After Martha went upstairs, Esposito said, "So I guess you're next, huh?"

"I don't really feel like sleeping, or eating, right now," Alexis said. Esposito opened his mouth, but Alexis held up a hand and hurriedly said, "I know, you're gonna say the same thing Dad and Kate said, that I need to sleep and I need to eat. I know I do. I just...My system needs to come down a little further from all the tension and worry and adrenaline before I do. Does that make sense?"

"It makes perfect sense," Esposito replied.

"I think I'm just gonna hang out and watch a movie," Alexis said. She shifted her weight then. This was ridiculous, she chided herself. Gram was right upstairs. But if Gram could actually sleep, then Alexis should let her.

"What'd you have in mind?" Esposito asked. He moved into the living room and started checking out Castle and Beckett's collection of DVDs.

"Something funny," Alexis said.

And then Esposito saw it. "Perfect," he said. He pulled a DVD off the shelf and held it up for Alexis to see with a flourish.

"Airplane!" she said.

"The greatest comedy movie of all time," Esposito said, cracking a smile. "Guaranteed to have you laughing until your sides ache."

"You really think Airplane! is the greatest comedy movie of all time?" Alexis asked, interested.

"Yeah," Esposito said. "Ryan and I have had this argument so many times. Of course, Ryan's really into The Three Stooges and The Marx Brothers. It's not that he hates Airplane!, he just thinks Room Service is the funniest movie of all time."

"Dad and I have had this argument a million times ourselves. He likes Airplane!, but he thinks Spaceballs is funnier," Alexis replied. "And it is funny, just not as funny as Airplane!...which I also happen to think is the greatest comedy movie of all time."

"'Surely you can't be serious,'" Esposito quoted the movie, as serious as Robert Hays in the movie.

"'I am serious. And don't call me Shirley,'" Alexis concluded the scene, quoting Leslie Nielsen with just as much gravity as he had said those two sentences in the movie. Then she smiled, a bit self-consciously, and Esposito smiled back at her, not self-conscious at all.

"Airplane! it is, then," Esposito said, heading to the TV and turning it and the DVD player on. After he had put in the videodisc, he looked over his shoulder at Alexis. "Do you mind if I stick around? I haven't seen this in a while, and I could use a good laugh today." He knew Alexis didn't want to be alone, and even though her grandmother was right upstairs, he also knew that she didn't want to bother her grandmother, or make her come downstairs, or even go upstairs herself and disrupt the sleep Martha so desperately needed.

"Yeah, sure, you're welcome to stay if you want to," Alexis replied, taking a seat on the couch and hoping she didn't sound too eager or relieved at his offer to stay, though she was both of those things.

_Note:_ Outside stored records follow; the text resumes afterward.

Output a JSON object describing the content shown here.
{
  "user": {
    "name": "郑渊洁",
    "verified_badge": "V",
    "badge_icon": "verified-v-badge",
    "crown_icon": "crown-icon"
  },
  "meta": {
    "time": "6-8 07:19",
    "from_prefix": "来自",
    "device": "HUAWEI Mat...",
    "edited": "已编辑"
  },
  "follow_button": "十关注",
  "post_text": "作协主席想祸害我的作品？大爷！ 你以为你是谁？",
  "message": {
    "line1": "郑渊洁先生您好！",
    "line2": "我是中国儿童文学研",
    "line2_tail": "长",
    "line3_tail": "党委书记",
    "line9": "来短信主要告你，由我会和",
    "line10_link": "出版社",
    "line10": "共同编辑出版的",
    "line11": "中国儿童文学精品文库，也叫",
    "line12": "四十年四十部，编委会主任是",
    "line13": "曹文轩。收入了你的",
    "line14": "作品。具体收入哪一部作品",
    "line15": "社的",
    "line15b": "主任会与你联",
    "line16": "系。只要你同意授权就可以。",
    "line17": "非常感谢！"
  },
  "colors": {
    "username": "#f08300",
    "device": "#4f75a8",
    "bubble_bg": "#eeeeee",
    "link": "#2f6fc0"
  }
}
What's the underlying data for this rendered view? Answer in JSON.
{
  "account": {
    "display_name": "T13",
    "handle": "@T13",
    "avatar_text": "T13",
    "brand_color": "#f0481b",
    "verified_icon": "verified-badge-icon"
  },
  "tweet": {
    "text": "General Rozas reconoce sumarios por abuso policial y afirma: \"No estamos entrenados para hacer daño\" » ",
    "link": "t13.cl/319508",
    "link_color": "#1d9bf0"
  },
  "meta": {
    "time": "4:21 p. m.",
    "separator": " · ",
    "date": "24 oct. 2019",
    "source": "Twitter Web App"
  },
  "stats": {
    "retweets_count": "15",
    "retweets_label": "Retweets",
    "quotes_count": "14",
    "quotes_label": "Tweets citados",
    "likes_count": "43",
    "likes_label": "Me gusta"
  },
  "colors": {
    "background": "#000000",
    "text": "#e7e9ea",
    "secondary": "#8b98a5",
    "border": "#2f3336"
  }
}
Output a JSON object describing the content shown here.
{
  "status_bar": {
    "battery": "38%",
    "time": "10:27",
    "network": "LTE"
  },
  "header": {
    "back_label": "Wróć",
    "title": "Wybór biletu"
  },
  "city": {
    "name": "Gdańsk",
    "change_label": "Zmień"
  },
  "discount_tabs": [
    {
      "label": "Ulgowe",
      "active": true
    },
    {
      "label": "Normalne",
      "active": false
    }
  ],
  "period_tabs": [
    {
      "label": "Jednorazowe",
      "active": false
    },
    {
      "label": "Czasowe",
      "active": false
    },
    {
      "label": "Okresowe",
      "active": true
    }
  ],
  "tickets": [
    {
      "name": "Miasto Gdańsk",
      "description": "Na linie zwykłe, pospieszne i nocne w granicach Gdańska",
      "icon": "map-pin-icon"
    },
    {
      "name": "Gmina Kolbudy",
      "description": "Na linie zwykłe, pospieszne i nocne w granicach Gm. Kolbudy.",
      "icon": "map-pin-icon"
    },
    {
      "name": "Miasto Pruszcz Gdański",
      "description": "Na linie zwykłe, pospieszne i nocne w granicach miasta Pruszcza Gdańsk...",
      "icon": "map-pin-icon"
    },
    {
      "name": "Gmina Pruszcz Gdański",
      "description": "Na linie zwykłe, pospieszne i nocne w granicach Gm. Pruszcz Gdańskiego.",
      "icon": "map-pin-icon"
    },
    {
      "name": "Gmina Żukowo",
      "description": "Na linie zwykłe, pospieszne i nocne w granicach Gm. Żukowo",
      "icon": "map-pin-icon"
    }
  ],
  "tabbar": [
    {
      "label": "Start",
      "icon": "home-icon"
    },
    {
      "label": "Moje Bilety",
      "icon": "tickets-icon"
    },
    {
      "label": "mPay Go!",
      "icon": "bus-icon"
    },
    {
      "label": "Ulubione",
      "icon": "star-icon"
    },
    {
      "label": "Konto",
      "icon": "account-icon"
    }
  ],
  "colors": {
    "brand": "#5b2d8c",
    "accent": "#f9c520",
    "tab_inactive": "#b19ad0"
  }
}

Esposito settled himself in the chair. The movie began, and Alexis was sound asleep before the plane full of comically crazed characters who narrowly, and hilariously, avoided crashing was in the air. Esposito turned the volume on the TV down but left the movie playing, then slipped Alexis's shoes off and gently laid her down on the couch. She shifted slightly, stretching out, her head pillowed on one arm, then settled back into sleep.

He sat there for half the movie, his gaze cutting back and forth between the film and the sleeping Alexis. Then, restless himself, and finally convinced that Alexis was far enough into slumber that she probably wouldn't have a screaming nightmare, and if she did he'd be there to calm her down when she awoke, he moved into the kitchen and raided Castle and Beckett's refrigerator and cabinets before quietly putting together a pot of his grandmother's homemade chicken noodle soup for Alexis and Martha to eat when they woke up.